En entendant cette parole si claire : maintenant je m’en vais à Celui qui m’a envoyé, les disciples s’arrêtent uniquement à la douleur de la séparation, la tristesse remplit leur cœur et ils ne songent nullement à demander de nouvelles lumières sur le but glorieux que leur Maître allait atteindre.
Jésus s’en étonne et s’en afflige et il voudrait provoquer en eux des questions auxquelles il serait heureux de répondre.
Prises dans ce sens précis, ces paroles ne sont pas en contradiction avec la question de Pierre (Jean 13.36), ou l’interruption de Thomas (Jean 14.5). À ce moment, les disciples, tout préoccupés encore d’un royaume terrestre du Messie, désiraient ne pas être séparés de lui, mais pouvoir le suivre immédiatement (Jean 13.37).
Jésus voudrait tirer ses disciples de cette morne tristesse qui les rend muets en sa présence ; et, pour cela, il cherche à leur faire comprendre que son retour dans la gloire est la condition indispensable de l’envoi du Saint-Esprit qui sera pour eux la lumière et la vie.

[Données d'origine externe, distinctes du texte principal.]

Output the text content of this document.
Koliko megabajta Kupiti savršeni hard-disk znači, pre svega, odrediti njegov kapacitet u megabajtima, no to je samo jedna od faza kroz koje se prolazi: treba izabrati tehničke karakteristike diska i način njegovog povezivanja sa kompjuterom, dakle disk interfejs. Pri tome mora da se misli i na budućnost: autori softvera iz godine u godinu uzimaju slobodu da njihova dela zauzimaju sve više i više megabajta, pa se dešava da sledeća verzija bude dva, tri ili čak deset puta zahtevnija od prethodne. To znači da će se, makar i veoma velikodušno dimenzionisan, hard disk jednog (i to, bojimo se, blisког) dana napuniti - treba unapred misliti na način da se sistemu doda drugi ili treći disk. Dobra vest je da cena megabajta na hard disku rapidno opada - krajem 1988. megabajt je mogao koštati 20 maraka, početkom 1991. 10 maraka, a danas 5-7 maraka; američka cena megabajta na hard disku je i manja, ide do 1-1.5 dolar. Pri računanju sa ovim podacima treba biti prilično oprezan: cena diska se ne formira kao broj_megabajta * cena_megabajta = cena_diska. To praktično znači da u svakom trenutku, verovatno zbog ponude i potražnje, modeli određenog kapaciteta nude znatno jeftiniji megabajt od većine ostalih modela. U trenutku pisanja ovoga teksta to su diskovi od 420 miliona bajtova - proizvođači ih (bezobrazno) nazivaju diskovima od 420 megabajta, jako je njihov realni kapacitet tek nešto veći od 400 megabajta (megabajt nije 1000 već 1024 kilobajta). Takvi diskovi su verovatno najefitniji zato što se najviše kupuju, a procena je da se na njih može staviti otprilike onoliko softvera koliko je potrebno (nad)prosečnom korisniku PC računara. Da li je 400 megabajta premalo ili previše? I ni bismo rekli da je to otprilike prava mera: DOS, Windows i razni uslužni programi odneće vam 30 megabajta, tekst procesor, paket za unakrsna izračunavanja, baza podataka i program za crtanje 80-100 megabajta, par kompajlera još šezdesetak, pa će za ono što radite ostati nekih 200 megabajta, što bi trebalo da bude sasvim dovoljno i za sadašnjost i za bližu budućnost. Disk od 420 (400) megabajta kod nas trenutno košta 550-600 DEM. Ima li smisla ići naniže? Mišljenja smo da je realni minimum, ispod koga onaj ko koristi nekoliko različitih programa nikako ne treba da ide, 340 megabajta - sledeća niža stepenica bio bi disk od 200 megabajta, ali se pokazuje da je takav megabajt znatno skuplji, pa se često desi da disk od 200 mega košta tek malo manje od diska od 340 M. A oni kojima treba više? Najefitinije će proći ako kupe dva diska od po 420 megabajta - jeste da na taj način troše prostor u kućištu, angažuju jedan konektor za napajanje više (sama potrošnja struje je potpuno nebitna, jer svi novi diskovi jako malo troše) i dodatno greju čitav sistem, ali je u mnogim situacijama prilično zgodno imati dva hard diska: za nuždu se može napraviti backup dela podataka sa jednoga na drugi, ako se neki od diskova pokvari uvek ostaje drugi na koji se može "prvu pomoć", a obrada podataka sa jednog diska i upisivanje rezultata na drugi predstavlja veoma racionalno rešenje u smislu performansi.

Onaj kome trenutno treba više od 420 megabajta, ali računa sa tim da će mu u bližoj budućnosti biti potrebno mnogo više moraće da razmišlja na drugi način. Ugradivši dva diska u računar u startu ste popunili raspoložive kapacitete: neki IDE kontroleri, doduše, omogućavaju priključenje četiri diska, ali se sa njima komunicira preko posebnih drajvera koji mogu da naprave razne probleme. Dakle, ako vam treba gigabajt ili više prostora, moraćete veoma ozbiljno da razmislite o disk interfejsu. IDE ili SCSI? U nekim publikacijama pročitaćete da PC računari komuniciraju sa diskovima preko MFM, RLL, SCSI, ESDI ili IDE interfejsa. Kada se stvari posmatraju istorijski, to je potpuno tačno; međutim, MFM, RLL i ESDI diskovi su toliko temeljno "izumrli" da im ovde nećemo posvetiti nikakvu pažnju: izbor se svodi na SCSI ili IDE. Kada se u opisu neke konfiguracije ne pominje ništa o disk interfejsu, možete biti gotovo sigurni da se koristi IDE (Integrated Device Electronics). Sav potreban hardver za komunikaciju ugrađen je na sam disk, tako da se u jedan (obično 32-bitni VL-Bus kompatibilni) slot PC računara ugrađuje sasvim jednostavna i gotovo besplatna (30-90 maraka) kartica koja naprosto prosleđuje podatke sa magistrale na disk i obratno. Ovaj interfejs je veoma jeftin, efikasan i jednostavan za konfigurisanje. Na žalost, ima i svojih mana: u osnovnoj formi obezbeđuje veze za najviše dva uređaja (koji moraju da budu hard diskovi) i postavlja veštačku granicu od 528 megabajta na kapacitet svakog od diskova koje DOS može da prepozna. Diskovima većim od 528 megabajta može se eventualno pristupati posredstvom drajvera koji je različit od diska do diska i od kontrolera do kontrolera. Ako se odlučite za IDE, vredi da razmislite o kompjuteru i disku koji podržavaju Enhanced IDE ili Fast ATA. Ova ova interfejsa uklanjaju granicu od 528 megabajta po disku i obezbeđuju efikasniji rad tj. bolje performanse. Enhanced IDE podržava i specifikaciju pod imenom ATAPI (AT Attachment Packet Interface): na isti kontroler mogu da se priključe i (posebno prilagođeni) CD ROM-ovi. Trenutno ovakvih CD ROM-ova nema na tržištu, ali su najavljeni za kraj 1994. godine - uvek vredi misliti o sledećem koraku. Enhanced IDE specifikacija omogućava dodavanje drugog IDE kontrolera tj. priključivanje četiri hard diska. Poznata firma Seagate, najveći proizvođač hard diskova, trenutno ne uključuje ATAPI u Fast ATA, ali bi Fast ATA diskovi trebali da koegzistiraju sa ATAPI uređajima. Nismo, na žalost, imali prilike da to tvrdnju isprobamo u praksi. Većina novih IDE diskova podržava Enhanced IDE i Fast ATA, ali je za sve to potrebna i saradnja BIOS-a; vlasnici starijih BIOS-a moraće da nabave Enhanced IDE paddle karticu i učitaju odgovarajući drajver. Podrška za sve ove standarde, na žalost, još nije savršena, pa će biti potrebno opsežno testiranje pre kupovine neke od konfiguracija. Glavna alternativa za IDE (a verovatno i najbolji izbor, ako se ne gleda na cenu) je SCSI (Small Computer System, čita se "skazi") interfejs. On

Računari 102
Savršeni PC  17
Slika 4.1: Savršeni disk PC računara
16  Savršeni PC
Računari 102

Le vrai commentaire de ces paroles se trouve au Jean 7.39 (voir la note).
Cette parole : il vous est avantageux que je m’en aille, est donc, à un double égard, d’une vérité profonde.
D’une part, il fallait que l’œuvre de notre rédemption fût accomplie par la mort, par la résurrection du Sauveur et par son élévation dans la gloire divine ; il fallait en un mot, que « toute puissance lui eût été donnée au ciel et sur la terre » (Matthieu 28.18), pour qu’il pût répandre son Esprit sur les siens.
D’autre part ceux-ci allaient être élevés par cet Esprit à une vie religieuse bien supérieure à celle qu’ils avaient connue jusqu’alors. Ils allaient voir s’élargir l’étroit horizon où ils avaient vécu. Ils « ne connaîtront plus Christ selon la chair », sous sa « forme de serviteur ; » mais, par une communion spirituelle et vivante avec lui, ils le posséderont glorifié et ils comprendront la spiritualité et l’universalité de son règne, qu’ils iront établir sur la terre, par la puissance de son Esprit.
Il leur était donc avantageux qu’il s’en allât.
Cette parole, qui dut paraître mystérieuse aux disciples, est, en un sens, applicable à tous les chrétiens, car tous doivent s’élever de la connaissance du Christ historique à celle du Christ glorifié et vivant.
Pour la troisième fois (Jean 14.16-17 ; Jean 15.26), Jésus revient à la grande promesse de l’Esprit qui dissipera la tristesse des disciples et pourvoira tout dans leur vie et dans leur œuvre. Jésus décrit ici l’action puissante de cet Esprit sur le monde (versets 8-11), puis sur les disciples eux-mêmes (versets 12-15).
Quant au monde, l’Esprit le convaincra avec puissance de péché, de justice et de jugement.
Convaincre est un terme juridique, c’est ainsi qu’on dit : convaincre quelqu’un d’un crime devant un tribunal. Dans l’Écriture, ce mot a toujours un sens moral, intime, se réalisant dans la conscience. Nos versions françaises le traduisent souvent par reprendre, être repris, ce qui produit la conviction (Jean 3.20 ; Jean 8.9-46 ; Matthieu 18.15 ; Luc 3.19).
Quand une âme est ainsi convaincue de ces trois grands faits du monde moral : péché devant Dieu, justice divine, jugement éternel, il se fait en elle une crise dont le résultat peut être la repentance et le salut (1 Corinthiens 14.24-25), ou l’endurcissement et la ruine (Actes 24.25).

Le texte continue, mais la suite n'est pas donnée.